Example C-1 Example bifoundation_domain.log Output When BISystemUser Credentials Become Out of Sync

####<DATE> <Error> <oracle.wsm.resources.enforcement> <Machine_Name> <bi_server1> <[ACTIVE] ExecuteThread: '2' for queue: 'weblogic.kernel.Default (self-tuning)'> <<anonymous>> <> <> <1273244079442> <WSM-07607> <Failure in execution of assertion {http://schemas.oracle.com/ws/2006/01/securitypolicy}wss-username-token executor class oracle.wsm.security.policy.scenario.executor.WssUsernameTokenScenarioExecutor.>
####<DATE> <Error> <oracle.wsm.resources.enforcement> <Machine_Name> <bi_server1> <[ACTIVE] ExecuteThread: '2' for queue: 'weblogic.kernel.Default (self-tuning)'> <<anonymous>> <> <> <1273244079442> <WSM-07602> <Failure in WS-Policy Execution due to exception.>
####<07-might-2010 15:54:39 o'clock BST> <Error> <oracle.wsm.resources.enforcement> <ukp79330> <bi_server1> <[ACTIVE] ExecuteThread: '2' for queue: 'weblogic.kernel.Default (self-tuning)'> <<anonymous>> <> <> <1273244079442> <WSM-07501> <Failure in Oracle WSM Agent processRequest, category=security, function=agent.function.service, application=bimiddleware#11.1.1.2.0, composite=null, modelObj=SecurityService, policy=oracle/wss_username_token_service_policy, policyVersion=null, assertionName={http://schemas.oracle.com/ws/2006/01/securitypolicy}wss-username-token.>
####<DATE> <Error> <oracle.wsm.agent.handler.wls.WSMAgentHook> <Machine_Name> <bi_server1> <[ACTIVE] ExecuteThread: '2' for queue: 'weblogic.kernel.Default (self-tuning)'> <<anonymous>> <> <> <1273244079442> <BEA-000000> <WSMAgentHook: An Exception is thrown: FailedAuthentication : The security token cannot be authenticated.>
####<DATE> <Error> <oracle.wsm.resources.security> <Machine_Name> <bi_server1> <[ACTIVE] ExecuteThread: '5' for queue: 'weblogic.kernel.Default (self-tuning)'> <<anonymous>> <> <> <1273244091113> <WSM-00008> <Web service authentication failed.>
####<DATE> <Error> <oracle.wsm.resources.security> <Machine_Name> <bi_server1> <[ACTIVE] ExecuteThread: '5' for queue: 'weblogic.kernel.Default (self-tuning)'> <<anonymous>> <> <> <1273244091113> <WSM-00006> <Error in receiving the request: oracle.wsm.security.SecurityException: WSM-00008 : Web service authentication failed

C.5 Resolving Custom SSO Environment Issues

You might encounter issues when setting up custom SSO environments. For example, when setting up SSO with Windows Native Authentication and Active Directory, or with SiteMinder.

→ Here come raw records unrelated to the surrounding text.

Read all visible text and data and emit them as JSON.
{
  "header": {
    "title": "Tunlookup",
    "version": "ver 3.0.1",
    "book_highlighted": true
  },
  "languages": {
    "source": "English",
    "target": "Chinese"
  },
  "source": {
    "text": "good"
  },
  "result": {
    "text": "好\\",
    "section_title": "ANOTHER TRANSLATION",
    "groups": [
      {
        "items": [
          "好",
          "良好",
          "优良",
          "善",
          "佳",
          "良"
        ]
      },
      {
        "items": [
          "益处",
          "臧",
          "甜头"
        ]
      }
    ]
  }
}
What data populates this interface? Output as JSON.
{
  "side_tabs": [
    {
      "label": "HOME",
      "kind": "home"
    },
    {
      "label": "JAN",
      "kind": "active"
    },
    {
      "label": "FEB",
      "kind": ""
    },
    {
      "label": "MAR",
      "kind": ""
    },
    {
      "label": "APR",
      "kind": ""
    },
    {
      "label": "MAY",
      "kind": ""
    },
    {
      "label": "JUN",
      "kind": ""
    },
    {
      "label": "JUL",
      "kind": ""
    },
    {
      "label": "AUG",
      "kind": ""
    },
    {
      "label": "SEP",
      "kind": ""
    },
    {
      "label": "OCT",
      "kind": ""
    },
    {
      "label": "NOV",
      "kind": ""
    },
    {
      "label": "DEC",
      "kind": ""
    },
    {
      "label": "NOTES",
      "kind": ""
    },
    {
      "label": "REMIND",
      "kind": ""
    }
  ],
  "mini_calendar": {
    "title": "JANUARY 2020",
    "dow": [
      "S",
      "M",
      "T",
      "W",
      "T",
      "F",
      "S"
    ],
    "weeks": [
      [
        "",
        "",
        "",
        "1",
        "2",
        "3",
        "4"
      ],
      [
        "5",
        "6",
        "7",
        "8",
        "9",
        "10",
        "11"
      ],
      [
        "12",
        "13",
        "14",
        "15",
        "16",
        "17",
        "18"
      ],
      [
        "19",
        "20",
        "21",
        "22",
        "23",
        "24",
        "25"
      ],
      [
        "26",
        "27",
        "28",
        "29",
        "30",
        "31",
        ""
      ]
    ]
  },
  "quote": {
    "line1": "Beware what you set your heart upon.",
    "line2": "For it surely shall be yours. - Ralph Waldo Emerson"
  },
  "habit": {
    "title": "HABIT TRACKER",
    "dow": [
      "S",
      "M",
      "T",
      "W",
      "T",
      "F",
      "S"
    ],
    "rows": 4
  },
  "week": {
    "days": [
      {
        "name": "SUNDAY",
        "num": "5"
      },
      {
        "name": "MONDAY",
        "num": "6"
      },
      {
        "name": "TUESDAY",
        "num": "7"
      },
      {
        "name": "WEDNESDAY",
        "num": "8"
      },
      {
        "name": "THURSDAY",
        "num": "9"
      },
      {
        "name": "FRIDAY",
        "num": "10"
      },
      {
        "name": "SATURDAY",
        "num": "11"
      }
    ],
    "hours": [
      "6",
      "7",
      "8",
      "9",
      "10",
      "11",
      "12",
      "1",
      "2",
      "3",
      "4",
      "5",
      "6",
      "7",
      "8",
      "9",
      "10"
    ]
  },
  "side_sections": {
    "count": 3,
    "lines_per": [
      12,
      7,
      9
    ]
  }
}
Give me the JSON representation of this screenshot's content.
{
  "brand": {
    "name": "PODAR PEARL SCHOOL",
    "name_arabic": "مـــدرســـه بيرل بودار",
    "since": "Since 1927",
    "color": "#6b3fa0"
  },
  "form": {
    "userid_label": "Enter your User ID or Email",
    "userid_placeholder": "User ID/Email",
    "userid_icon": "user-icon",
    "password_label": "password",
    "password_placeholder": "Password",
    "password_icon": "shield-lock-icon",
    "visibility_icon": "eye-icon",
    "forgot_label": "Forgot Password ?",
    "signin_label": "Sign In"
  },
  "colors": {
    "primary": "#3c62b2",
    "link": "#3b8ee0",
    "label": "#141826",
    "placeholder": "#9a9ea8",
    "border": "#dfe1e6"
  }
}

For more information, see article ID 1284399.1 on My Oracle Support at:

https://support.oracle.com

C.6 Resolving IBM LDAP Init Block Based Authentication on Linux x86 (64-Bit)

IBM LDAP based authentication using Init blocks from the RPD is not supported for Oracle Business Intelligence on Linux x86 (64-Bit).

To work around this issue, users must use Oracle WebLogic based authentication.